In addition to the many off-campus possibilities for summer research, students often work with our faculty on projects for credit or projects funded by grants. Projects done for credit can also lead to graduating with honors in mathematics. See the department faculty for details.
Past projects have run the gamut from studying the connection between statistics and the theory of voting (see the article from this work) to studying optimal distribution of aid in Haiti after their earthquake. Some students have also participated in summer research off-campus, both applied and pure, such as in this published article by Melissa Haire '13.

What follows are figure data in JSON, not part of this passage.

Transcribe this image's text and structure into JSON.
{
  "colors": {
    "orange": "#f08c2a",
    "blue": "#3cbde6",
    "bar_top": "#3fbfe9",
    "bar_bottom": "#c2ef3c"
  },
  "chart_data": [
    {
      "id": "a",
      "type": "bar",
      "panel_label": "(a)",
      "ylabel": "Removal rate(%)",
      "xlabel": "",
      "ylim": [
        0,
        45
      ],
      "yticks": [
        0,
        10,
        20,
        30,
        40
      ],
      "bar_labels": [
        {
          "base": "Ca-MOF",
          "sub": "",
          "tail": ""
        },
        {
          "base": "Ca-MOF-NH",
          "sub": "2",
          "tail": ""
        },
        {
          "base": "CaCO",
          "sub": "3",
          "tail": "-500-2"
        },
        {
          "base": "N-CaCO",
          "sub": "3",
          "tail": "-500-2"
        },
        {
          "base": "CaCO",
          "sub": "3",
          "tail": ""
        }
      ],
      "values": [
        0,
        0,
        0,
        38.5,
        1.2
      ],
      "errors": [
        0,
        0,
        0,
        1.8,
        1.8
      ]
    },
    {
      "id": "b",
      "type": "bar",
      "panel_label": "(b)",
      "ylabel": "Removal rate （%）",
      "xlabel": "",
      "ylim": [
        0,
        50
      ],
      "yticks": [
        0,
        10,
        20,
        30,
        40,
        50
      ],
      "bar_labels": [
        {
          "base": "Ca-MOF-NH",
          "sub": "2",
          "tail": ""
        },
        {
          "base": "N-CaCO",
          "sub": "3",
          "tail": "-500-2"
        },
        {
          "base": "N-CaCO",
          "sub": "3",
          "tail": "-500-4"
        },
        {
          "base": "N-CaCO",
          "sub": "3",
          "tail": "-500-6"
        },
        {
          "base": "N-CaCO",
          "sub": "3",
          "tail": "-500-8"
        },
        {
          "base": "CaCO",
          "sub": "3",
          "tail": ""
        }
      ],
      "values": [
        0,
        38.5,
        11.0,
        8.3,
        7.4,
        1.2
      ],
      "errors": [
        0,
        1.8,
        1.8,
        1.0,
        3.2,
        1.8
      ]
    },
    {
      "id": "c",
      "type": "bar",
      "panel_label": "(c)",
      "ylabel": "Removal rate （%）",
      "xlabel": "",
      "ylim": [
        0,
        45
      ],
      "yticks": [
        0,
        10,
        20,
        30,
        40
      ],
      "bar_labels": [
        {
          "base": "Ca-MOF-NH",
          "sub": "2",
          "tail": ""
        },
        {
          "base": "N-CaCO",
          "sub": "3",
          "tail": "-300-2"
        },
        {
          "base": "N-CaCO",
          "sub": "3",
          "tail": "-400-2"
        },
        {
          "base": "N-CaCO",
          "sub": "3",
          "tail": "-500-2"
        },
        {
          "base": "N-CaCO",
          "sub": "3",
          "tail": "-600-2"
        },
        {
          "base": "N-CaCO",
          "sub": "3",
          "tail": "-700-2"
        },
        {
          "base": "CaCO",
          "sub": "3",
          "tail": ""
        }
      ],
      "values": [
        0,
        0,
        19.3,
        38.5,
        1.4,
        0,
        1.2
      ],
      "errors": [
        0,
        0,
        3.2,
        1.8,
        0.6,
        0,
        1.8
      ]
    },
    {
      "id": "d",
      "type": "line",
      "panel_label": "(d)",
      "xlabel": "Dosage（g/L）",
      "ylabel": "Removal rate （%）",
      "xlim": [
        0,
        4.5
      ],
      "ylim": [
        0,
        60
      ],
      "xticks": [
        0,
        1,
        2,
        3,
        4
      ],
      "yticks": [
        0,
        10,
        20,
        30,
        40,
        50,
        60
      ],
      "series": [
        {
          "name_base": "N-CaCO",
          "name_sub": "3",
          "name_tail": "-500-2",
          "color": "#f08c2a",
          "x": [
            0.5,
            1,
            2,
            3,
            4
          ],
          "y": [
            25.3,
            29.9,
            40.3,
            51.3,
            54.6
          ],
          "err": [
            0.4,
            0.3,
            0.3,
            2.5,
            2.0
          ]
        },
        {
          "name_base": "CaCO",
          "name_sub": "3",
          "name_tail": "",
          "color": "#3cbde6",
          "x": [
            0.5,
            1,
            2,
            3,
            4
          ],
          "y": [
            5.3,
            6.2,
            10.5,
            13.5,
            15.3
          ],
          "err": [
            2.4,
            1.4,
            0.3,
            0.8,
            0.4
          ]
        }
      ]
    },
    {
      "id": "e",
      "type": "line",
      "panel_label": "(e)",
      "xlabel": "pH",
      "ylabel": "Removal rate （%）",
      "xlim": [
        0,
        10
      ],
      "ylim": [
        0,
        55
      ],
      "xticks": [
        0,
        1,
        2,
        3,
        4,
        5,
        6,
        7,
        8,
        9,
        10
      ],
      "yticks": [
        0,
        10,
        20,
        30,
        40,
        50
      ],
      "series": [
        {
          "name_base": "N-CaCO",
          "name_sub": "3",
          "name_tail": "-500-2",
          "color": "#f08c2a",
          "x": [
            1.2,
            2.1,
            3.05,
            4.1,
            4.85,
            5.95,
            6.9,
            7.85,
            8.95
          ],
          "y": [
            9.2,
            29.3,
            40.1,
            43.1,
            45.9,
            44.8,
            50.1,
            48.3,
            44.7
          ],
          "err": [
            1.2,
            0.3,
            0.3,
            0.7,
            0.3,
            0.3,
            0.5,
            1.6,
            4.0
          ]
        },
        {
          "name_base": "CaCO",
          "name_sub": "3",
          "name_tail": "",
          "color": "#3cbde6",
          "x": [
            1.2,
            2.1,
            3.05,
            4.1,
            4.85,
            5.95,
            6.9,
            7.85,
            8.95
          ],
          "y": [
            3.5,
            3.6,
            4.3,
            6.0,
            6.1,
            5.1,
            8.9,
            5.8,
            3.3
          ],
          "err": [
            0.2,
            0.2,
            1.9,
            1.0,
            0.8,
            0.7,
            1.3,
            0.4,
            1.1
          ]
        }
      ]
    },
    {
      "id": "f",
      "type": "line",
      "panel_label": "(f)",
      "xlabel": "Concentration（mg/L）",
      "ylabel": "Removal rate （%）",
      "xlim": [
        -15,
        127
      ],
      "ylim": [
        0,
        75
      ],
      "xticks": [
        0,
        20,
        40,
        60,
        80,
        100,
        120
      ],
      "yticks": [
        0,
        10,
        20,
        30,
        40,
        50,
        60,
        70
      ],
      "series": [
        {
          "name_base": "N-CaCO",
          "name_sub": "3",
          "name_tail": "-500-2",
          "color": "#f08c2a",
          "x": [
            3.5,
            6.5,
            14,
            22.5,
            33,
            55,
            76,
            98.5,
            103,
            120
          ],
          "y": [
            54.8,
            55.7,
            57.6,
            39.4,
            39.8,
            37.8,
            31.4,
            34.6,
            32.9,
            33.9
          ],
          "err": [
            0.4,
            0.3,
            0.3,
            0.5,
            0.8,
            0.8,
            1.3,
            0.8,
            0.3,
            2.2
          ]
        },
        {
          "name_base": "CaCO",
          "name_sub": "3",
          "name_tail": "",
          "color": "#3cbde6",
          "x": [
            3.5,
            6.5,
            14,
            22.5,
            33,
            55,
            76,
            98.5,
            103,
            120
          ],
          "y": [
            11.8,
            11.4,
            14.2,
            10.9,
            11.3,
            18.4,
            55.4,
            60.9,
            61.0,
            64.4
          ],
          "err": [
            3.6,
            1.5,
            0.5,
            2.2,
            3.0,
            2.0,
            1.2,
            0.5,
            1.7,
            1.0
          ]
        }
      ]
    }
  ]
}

Here are some recent projects:
Food aid and market impacts in Darfur
The Darfur region of Sudan is one of the worst humanitarian crises today. The United Nations has experimented with given people food vouchers to buy regionally produced food in local markets instead of traditional food aid. Senior mathematics and economics major Austin Drukker developed a model to capture the tradeoffs between providing food and vouchers. Many world markets may be “flat” in an economic sense, but those in Darfur, with poor roads, rainy seasons, and civil war, are decidedly not. Using data collected in Darfur by the World Food Program and MIT’s Humanitarian Response Lab, Austin showed how costs rise as local food is exhausted and trade with other parts of Sudan must increase to meet the voucher demand. He worked with Dr. Veatch and professor of economics Dr. Stephen Smith.
Monte Carlo Optimization
Senior Olivia Gray and junior Juliann Booth both used Monte Carlo optimization. These methods use randomness—surprisingly—to solve hard optimization problems. Working with Dr. Veatch, Olivia used simulation to investigate how to reduce idle time in manufacturing systems. (Have you ever noticed how when you work with someone, someone always seems to be waiting on someone else?). In physics and other fields, there is often a need to generate random numbers that follow some pattern. Working with Dr. Senning, Juliann learned an ingenious method, Markov chain Monte Carlo, that works even when you don’t have a complete formula for the pattern. She developed a computer tool using this method that can find the maximum of a “messy” (nonconvex) function of many variables. See this short article for more details on Olivia and Juliann's research.